Écosystème ou cage ? Voilà pourquoi on ne quitte pas Twitter

Écosystème ou cage ? Voilà pourquoi on ne quitte pas Twitter



Je ne pensais pas spécialement parler de l’élection américaine ni même d’Elon Musk, mais, un message sur Mastodon, puant littéralement la bien-pensance et la pseudo-bienveillance, me fait dire qu’il est temps de mettre les pendules à l’heure.

Visibilité

Lorsque Elon Musk a racheté Twitter et l’a transformé, beaucoup de gens ont annoncé quitter le réseau social et dit aux autres de faire pareil. Pour ma part, je suis présente sur Mastodon et sur Bluesky. Pour autant, je n’ai pas quitté Twitter, ni personnellement ni professionnellement.

Pourquoi ? Parce que je n’en ai pas les moyens. Mon lectorat se trouve principalement sur Twitter, de même que mes donateurs. C’est aussi simple que cela. Aujourd’hui, sur le compte Twitter d’Arcadie, j’ai 45 000 followers. C’est peu pour un média, mais beaucoup pour un individu. C’est moins que certains prédateurs de presse.

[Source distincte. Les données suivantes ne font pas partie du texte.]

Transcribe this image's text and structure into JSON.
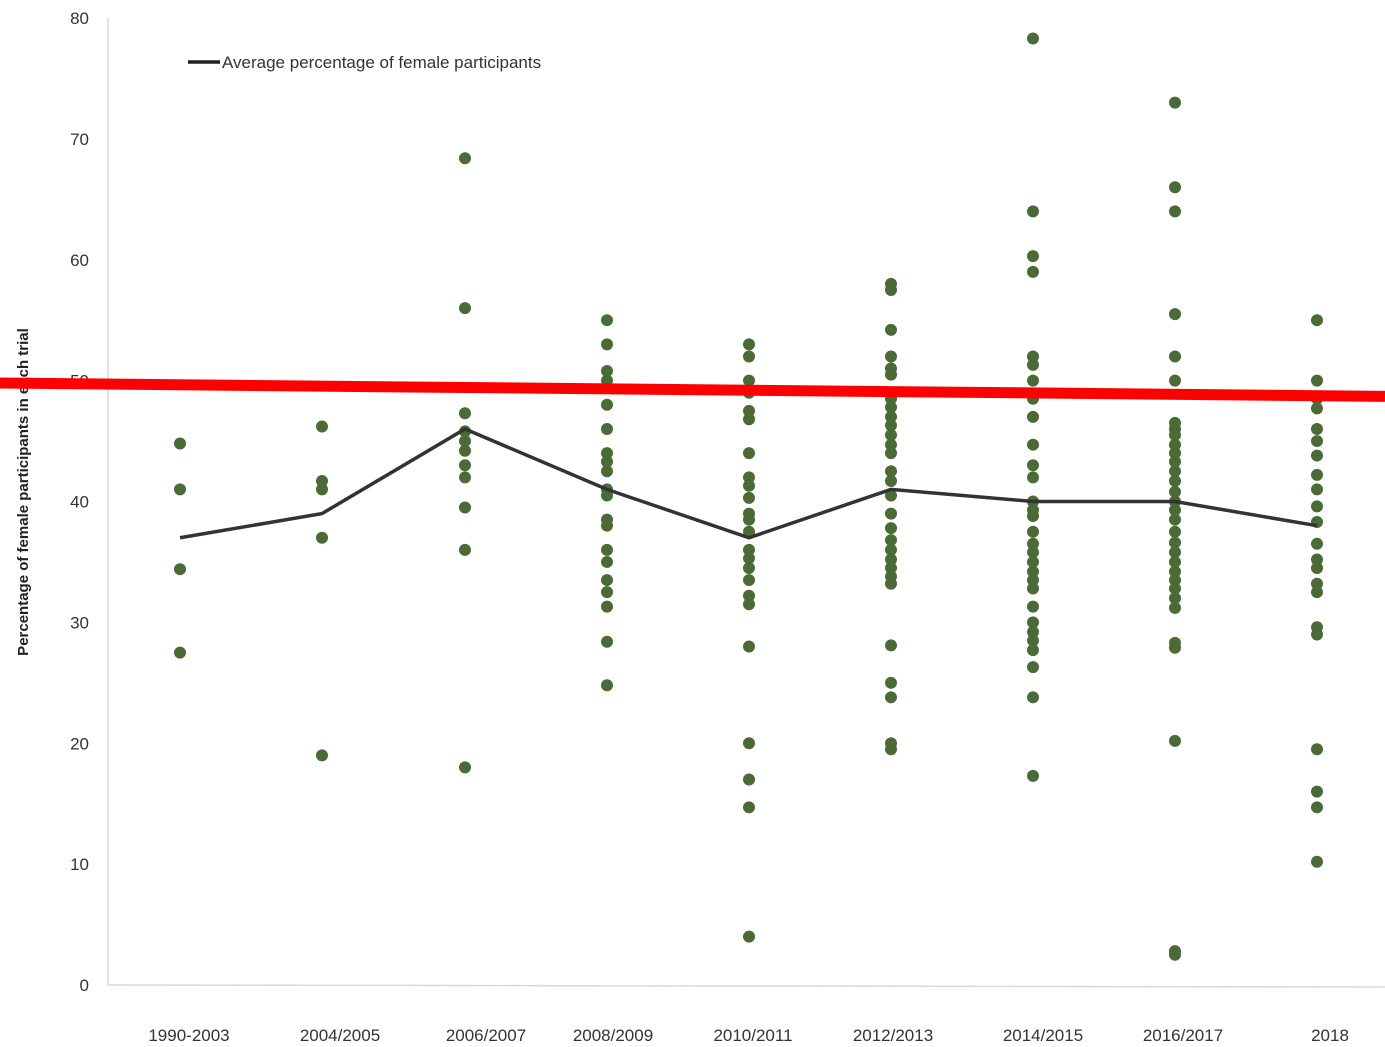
{
  "chart_data": {
    "type": "scatter",
    "ylabel": "Percentage of female participants in each trial",
    "xlabel": "",
    "ylim": [
      0,
      80
    ],
    "yticks": [
      0,
      10,
      20,
      30,
      40,
      50,
      60,
      70,
      80
    ],
    "categories": [
      "1990-2003",
      "2004/2005",
      "2006/2007",
      "2008/2009",
      "2010/2011",
      "2012/2013",
      "2014/2015",
      "2016/2017",
      "2018"
    ],
    "grid": false,
    "legend_position": "top-left",
    "point_color": "#4a6b35",
    "line_color": "#333333",
    "reference_line_color": "#ff0000",
    "series": [
      {
        "type": "scatter",
        "points": [
          [
            44.8,
            41.0,
            34.4,
            27.5
          ],
          [
            46.2,
            41.7,
            41.0,
            37.0,
            19.0
          ],
          [
            68.4,
            56.0,
            47.3,
            45.8,
            45.0,
            44.2,
            43.0,
            42.0,
            39.5,
            36.0,
            18.0
          ],
          [
            55.0,
            53.0,
            50.8,
            50.0,
            48.0,
            46.0,
            44.0,
            43.3,
            42.5,
            41.0,
            40.5,
            38.5,
            38.0,
            36.0,
            35.0,
            33.5,
            32.5,
            31.3,
            28.4,
            24.8
          ],
          [
            53.0,
            52.0,
            50.0,
            49.0,
            47.5,
            46.8,
            44.0,
            42.0,
            41.3,
            40.3,
            39.0,
            38.5,
            37.5,
            36.0,
            35.3,
            34.5,
            33.5,
            32.2,
            31.5,
            28.0,
            20.0,
            17.0,
            14.7,
            4.0
          ],
          [
            58.0,
            57.5,
            54.2,
            52.0,
            51.0,
            50.5,
            48.5,
            47.8,
            47.0,
            46.3,
            45.5,
            44.7,
            44.0,
            42.5,
            41.7,
            40.5,
            39.0,
            37.8,
            36.8,
            36.0,
            35.2,
            34.5,
            33.8,
            33.2,
            28.1,
            25.0,
            23.8,
            20.0,
            19.5
          ],
          [
            78.3,
            64.0,
            60.3,
            59.0,
            52.0,
            51.3,
            50.0,
            48.5,
            47.0,
            44.7,
            43.0,
            42.0,
            40.0,
            39.3,
            38.8,
            37.5,
            36.5,
            35.8,
            35.0,
            34.2,
            33.5,
            32.8,
            31.3,
            30.0,
            29.2,
            28.5,
            27.7,
            26.3,
            23.8,
            17.3
          ],
          [
            73.0,
            66.0,
            64.0,
            55.5,
            52.0,
            50.0,
            46.5,
            46.0,
            45.5,
            44.7,
            44.0,
            43.3,
            42.5,
            41.7,
            40.8,
            40.0,
            39.3,
            38.5,
            37.5,
            36.6,
            35.8,
            35.0,
            34.2,
            33.5,
            32.8,
            32.0,
            31.2,
            28.3,
            27.9,
            20.2,
            2.8,
            2.5
          ],
          [
            55.0,
            50.0,
            48.5,
            47.7,
            46.0,
            45.0,
            43.8,
            42.2,
            41.0,
            39.6,
            38.3,
            36.5,
            35.2,
            34.5,
            33.2,
            32.5,
            29.6,
            29.0,
            19.5,
            16.0,
            14.7,
            10.2
          ]
        ]
      },
      {
        "type": "line",
        "name": "Average percentage of female participants",
        "values": [
          37,
          39,
          46,
          41,
          37,
          41,
          40,
          40,
          38
        ]
      }
    ],
    "reference_line": {
      "y_left": 49.8,
      "y_right": 48.7
    }
  }
}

Sur Blue Sky, j’ai approximativement 4 800 abonnés et sur Mastodon, approximativement 3 400 abonnés. Ce sont globalement de bons chiffres, mais, comparé à la caisse de résonance qu’est Twitter, on comprend bien que ce n’est pas comparable. Je prends le pli de cross poster — c’est-à-dire de poster simultanément — sur les trois plateformes. Mais, cela n’est pas toujours facile ni possible.

Parts de marché

Pour bien faire, il me faudrait un outil dédié, permettant de cross-poster automatiquement sur les trois plateformes. Il y en a, mais ils sont payants. Or, les finances d’Arcadie ne permettent pas ce genre de fantaisies accessoires. Je préfère payer un abonnement à l’AFP plutôt qu’investir dans un outil de gestion de réseaux sociaux.

Aujourd’hui, je me contente d’avoir trois onglets Firefox ouverts : un pour chaque réseau social. Je suis obligée de limiter les réponses sur chacun d’entre eux, pour ne pas me retrouver avec des discussions à rallonge, invitant les gens à plutôt rejoindre mon salon de discussion Discord.

Comme tout chef d’entreprise, je dois aller là où les gens sont et il se trouve que les gens sont encore principalement sur Twitter. Et si j’avais un doute sur ce sujet, il me suffit d’ouvrir Matomo. Bluesky ne me rapporte quasiment rien en trafic et Mastodon, encore moins.

Disponibilité des sources

En tant que journaliste, j’ai une autre difficulté : mes sources sont sur Twitter. Je suis journaliste parlementaire et les parlementaires s’expriment majoritairement sur Twitter. C’est aussi sur ce réseau social qu’ils me suivent le plus, ce qui me permet d’échanger avec eux plus rapidement et plus facilement qu’en salle des quatre colonnes.

La majorité d’entre eux ne sont pas partis sur Mastodon ni sur Bluesky. Ils n’ont pas fermé leurs comptes Twitter. Même chose pour les sénateurs et pour les parlementaires européens. Mes confrères et consœurs du métier sont aussi majoritairement sur Twitter.

J’ai toute une chronique qui est principalement nourrie des absurdités balancées sur Twitter. Si je perds ce fil, je devrais passer mon temps à éplucher toute la presse quotidienne régionale, nationale, à regarder toutes les chaînes d’information en continu, tous les amendements, toutes les propositions de loi. Twitter me sert littéralement de fil d’informations, comme un flux RSS, mais sous stéroïdes.

Accessibilité financière et technique

S’il existait une alternative valable à Twitter, je serais probablement partie. Je ne l’ai pas trouvé. Cela ne veut pas pour autant dire que je cautionne les délires d’Elon Musk. En tant que petit média et journaliste, je n’ai tout simplement pas le choix. Et je n’aurais jamais pu « percer » professionnellement sans Twitter.

En un sens, j’ai creusé ma propre tombe, mais, Twitter était et reste un réseau social accessible pour qui n’a pas des moyens financiers considérables pour se faire connaître. Quand on est une entreprise qui dispose d’un chiffre d’affaires de plusieurs millions d’euros, on peut faire la fine bouche, embaucher une agence de communication, qui va vous placer sur les plateaux de télévision, pondre des tribunes, etc. Quand on démarre à 0 €, comment fait-on ?

C’est très facile de faire la morale et des leçons quand on a les moyens techniques et financiers d’être totalement indépendant et quand son travail ou outil de travail ne dépend aucunement de la visibilité que l’on peut avoir.

En conclusion, merci de nous lâcher la grappe.